Am I right in thinking the
sum was a full reduction? Its because it implicitly copies the reuslt hostside, causing a sync point.
By the way, you are right that gpu operations are async by defaut, in the absence of any kind of sync point, such as reading data to hostside.
Yes, sum is full reduction. Thanks for clear answer.
Then are cpu operations synchronous?
EDIT: Why does full reduction copy the result to the host?
The CPU operations are synchronous. Only the GPU operations are asynchronous.
The full reduction returns a number, and to be able to return this number, it has to wait for the computation to be done.
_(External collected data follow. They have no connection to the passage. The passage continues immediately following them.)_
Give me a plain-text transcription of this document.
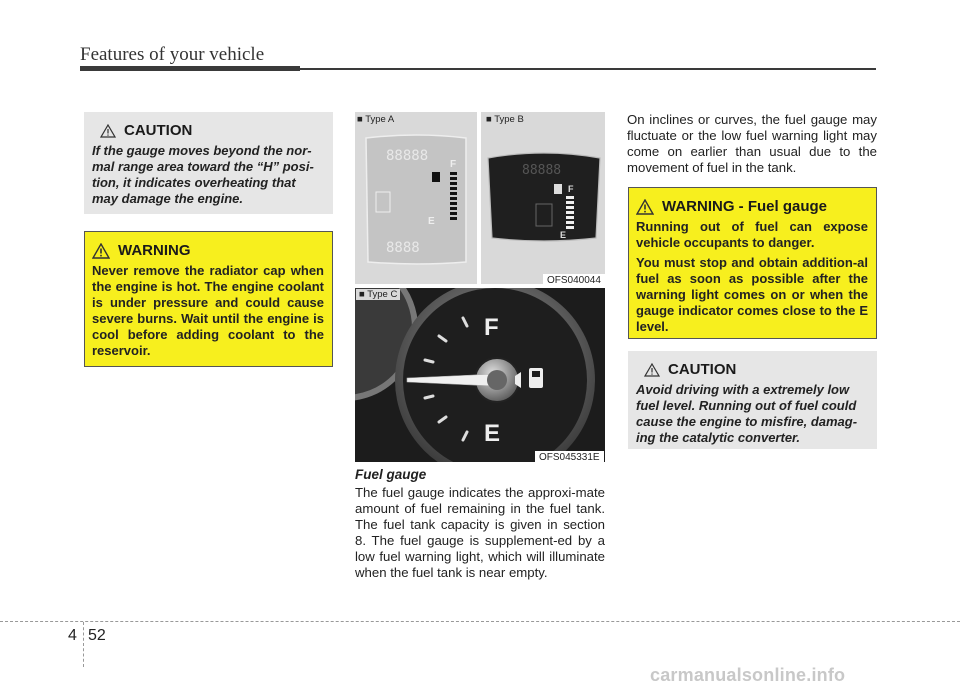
Features of your vehicle
CAUTION
If the gauge moves beyond the nor-mal range area toward the “H” posi-tion, it indicates overheating that may damage the engine.
WARNING
Never remove the radiator cap when the engine is hot. The engine coolant is under pressure and could cause severe burns. Wait until the engine is cool before adding coolant to the reservoir.
■ Type A	■ Type B
88888
F
E
8888
88888
F
E
OFS040044
F
E
■ Type C
OFS045331E
Fuel gauge
The fuel gauge indicates the approxi-mate amount of fuel remaining in the fuel tank. The fuel tank capacity is given in section 8. The fuel gauge is supplement-ed by a low fuel warning light, which will illuminate when the fuel tank is near empty.
On inclines or curves, the fuel gauge may fluctuate or the low fuel warning light may come on earlier than usual due to the movement of fuel in the tank.
WARNING - Fuel gauge
Running out of fuel can expose vehicle occupants to danger.
You must stop and obtain addition-al fuel as soon as possible after the warning light comes on or when the gauge indicator comes close to the E level.
CAUTION
Avoid driving with a extremely low fuel level. Running out of fuel could cause the engine to misfire, damag-ing the catalytic converter.
4 52
carmanualsonline.info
There are a few possible ‘why?’:
- what is the technical underlying reason?
- why is it like this?
The technical underlying reason is that anything that causes a ‘read’ of an actual concrete value from the gpu causes a sync point. Operations returning torch tensors dont necessarily force sync points. However reduce all, in its current implementation, returns a scalar float, rather than a tensor. This forces a sync point.
Why does reduce all return a scalar, rather than a tensor? I dont actually know but I guess some combinatin of:
- maybe torch was written before gpus were widely available, and on the cpu, making reduce all return a float seems not unreasonable?
- torch is written by conv net guys, and for conv nets, reduce all causing a sync point is almost un-noticeable, in practice
That’s exactly what I wondered. I didn’t even know sum returns float.